= William Bradford (soldier, born 1771) =

American politician

William Bradford (born in Virginia in 1771, died at Fort Towson, Oklahoma on October 20, 1826) was a commissioned officer in the United States Army during the War of 1812 and the period after the war. He is best known for having supervised the construction of the first Fort Smith on what was to become the western boundary of Arkansas Territory in 1817–1818. He served as commander of the new fort from 1818 until February 1822.

==Biography==
William Bradford was born in Virginia in 1771. He moved to Kentucky at an unknown date. Settling in Muhlenberg County in 1799, he became a local leader. He won distinctions that included a commission as deputy sheriff, a captaincy in the county militia, and was elected four times to the Kentucky House of Representatives.

During the period of hostilities that immediately preceded the War of 1812, Bradford was commissioned in the U.S. Army as a captain. He fought against the British and Native Americans in Ohio, and was wounded at Fort Meigs. He continued his Army service after the war and was promoted to major.

As a major, Bradford was selected by General Andrew Jackson in fall 1817 to lead a column of rifle regulars up the Arkansas River to a strategic riverfront strongpoint, Belle Point, where the river crossed what was then the Osage Boundary. This location was deep, at that time, into frontier country.

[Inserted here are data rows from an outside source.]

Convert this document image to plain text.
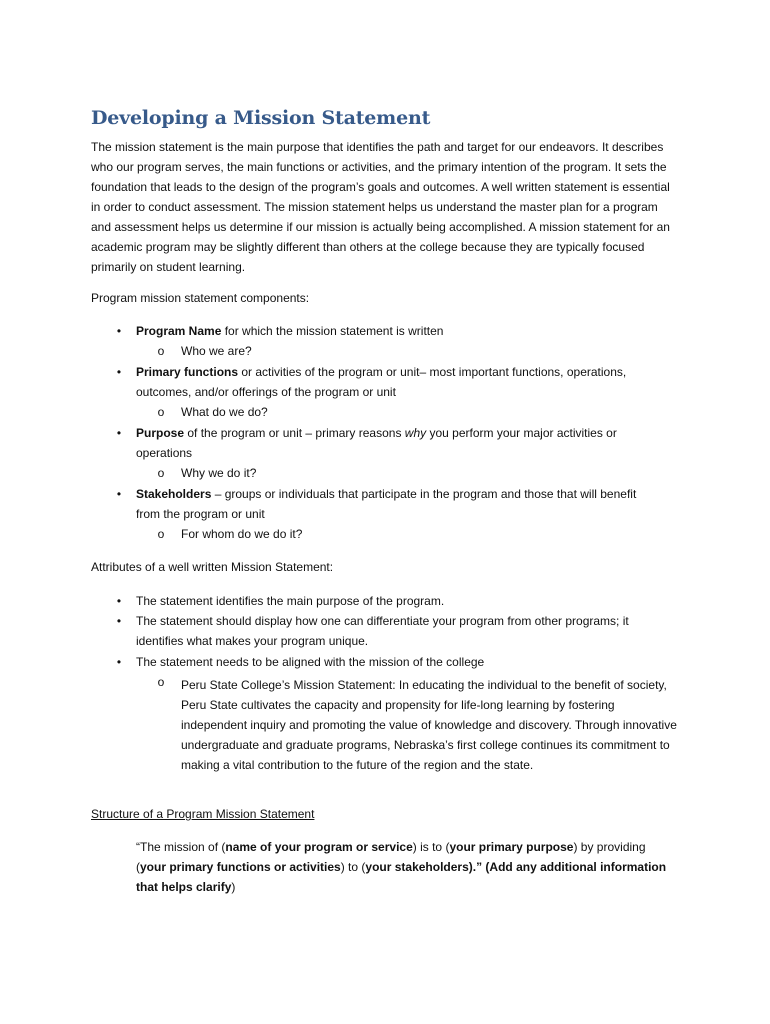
Developing a Mission Statement
The mission statement is the main purpose that identifies the path and target for our endeavors. It describes who our program serves, the main functions or activities, and the primary intention of the program. It sets the foundation that leads to the design of the program’s goals and outcomes. A well written statement is essential in order to conduct assessment. The mission statement helps us understand the master plan for a program and assessment helps us determine if our mission is actually being accomplished. A mission statement for an academic program may be slightly different than others at the college because they are typically focused primarily on student learning.
Program mission statement components:
• Program Name for which the mission statement is written
o Who we are?
• Primary functions or activities of the program or unit– most important functions, operations,
outcomes, and/or offerings of the program or unit
o What do we do?
• Purpose of the program or unit – primary reasons why you perform your major activities or
operations
o Why we do it?
• Stakeholders – groups or individuals that participate in the program and those that will benefit
from the program or unit
o For whom do we do it?
Attributes of a well written Mission Statement:
• The statement identifies the main purpose of the program.
• The statement should display how one can differentiate your program from other programs; it
identifies what makes your program unique.
• The statement needs to be aligned with the mission of the college
o Peru State College’s Mission Statement: In educating the individual to the benefit of society, Peru State cultivates the capacity and propensity for life-long learning by fostering independent inquiry and promoting the value of knowledge and discovery. Through innovative undergraduate and graduate programs, Nebraska’s first college continues its commitment to making a vital contribution to the future of the region and the state.
Structure of a Program Mission Statement
“The mission of (name of your program or service) is to (your primary purpose) by providing
(your primary functions or activities) to (your stakeholders).” (Add any additional information
that helps clarify)
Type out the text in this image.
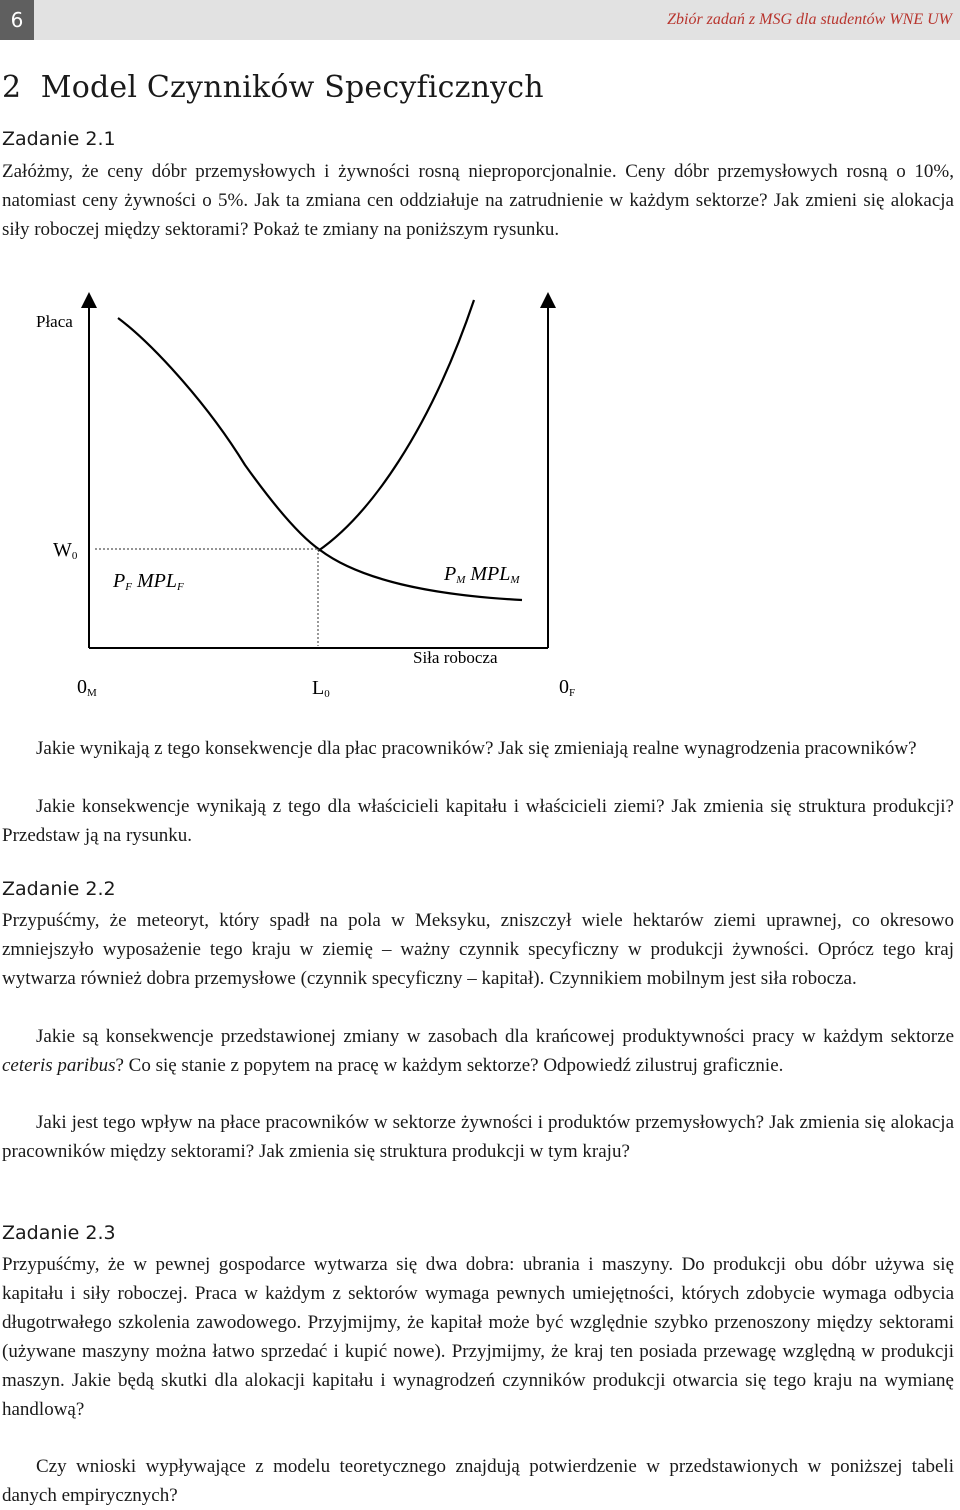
6	Zbiór zadań z MSG dla studentów WNE UW
2 Model Czynników Specyficznych
Zadanie 2.1

Załóżmy, że ceny dóbr przemysłowych i żywności rosną nieproporcjonalnie. Ceny dóbr przemysłowych rosną o 10%, natomiast ceny żywności o 5%. Jak ta zmiana cen oddziałuje na zatrudnienie w każdym sektorze? Jak zmieni się alokacja siły roboczej między sektorami? Pokaż te zmiany na poniższym rysunku.

Płaca
W0
PF MPLF
PM MPLM
Siła robocza
0M	L0	0F

Jakie wynikają z tego konsekwencje dla płac pracowników? Jak się zmieniają realne wynagrodzenia pracowników?

Jakie konsekwencje wynikają z tego dla właścicieli kapitału i właścicieli ziemi? Jak zmienia się struktura produkcji? Przedstaw ją na rysunku.

Zadanie 2.2

Przypuśćmy, że meteoryt, który spadł na pola w Meksyku, zniszczył wiele hektarów ziemi uprawnej, co okresowo zmniejszyło wyposażenie tego kraju w ziemię – ważny czynnik specyficzny w produkcji żywności. Oprócz tego kraj wytwarza również dobra przemysłowe (czynnik specyficzny – kapitał). Czynnikiem mobilnym jest siła robocza.

Jakie są konsekwencje przedstawionej zmiany w zasobach dla krańcowej produktywności pracy w każdym sektorze ceteris paribus? Co się stanie z popytem na pracę w każdym sektorze? Odpowiedź zilustruj graficznie.

Jaki jest tego wpływ na płace pracowników w sektorze żywności i produktów przemysłowych? Jak zmienia się alokacja pracowników między sektorami? Jak zmienia się struktura produkcji w tym kraju?

Zadanie 2.3

Przypuśćmy, że w pewnej gospodarce wytwarza się dwa dobra: ubrania i maszyny. Do produkcji obu dóbr używa się kapitału i siły roboczej. Praca w każdym z sektorów wymaga pewnych umiejętności, których zdobycie wymaga odbycia długotrwałego szkolenia zawodowego. Przyjmijmy, że kapitał może być względnie szybko przenoszony między sektorami (używane maszyny można łatwo sprzedać i kupić nowe). Przyjmijmy, że kraj ten posiada przewagę względną w produkcji maszyn. Jakie będą skutki dla alokacji kapitału i wynagrodzeń czynników produkcji otwarcia się tego kraju na wymianę handlową?

Czy wnioski wypływające z modelu teoretycznego znajdują potwierdzenie w przedstawionych w poniższej tabeli danych empirycznych?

Bradford and 64 men arrived at Belle Point on December 25, 1817, and began to raise a stockade. The fortification became the first Fort Smith on the banks of the Arkansas River. Major Bradford served as the fort commander, and thus as the senior U.S. military officer in what was to become western Arkansas Territory, from December 1817 until his relief in February 1822. Age 50, Major Bradford then entered a retirement-oriented career pathway. It included honors such as his brief appointment, in 1823, as brigadier general of the Arkansas territorial militia. He is usually referred to by his Regular Army rank of major. When he laid down his commissions in 1824, his pension was only $15 per month. The retired major followed the Army to Fort Towson in Indian Territory, a post on the Red River, where he served as a civilian post sutler. The Red River post was afflicted by wetland health conditions, and in October 1826 the sutler fell ill with yellow fever. He died on October 20, and was buried as one of the senior persons interred at Fort Smith National Cemetery.

==Today==
The first Fort Smith was abandoned in 1824 in favor of Fort Gibson, Indian Territory. The foundations of the first Fort Smith survived, however, and are marked within the overall boundaries of the Fort Smith National Historic Site. National Park Service signage describes the work of Major Bradford and his men in their construction of the stockade.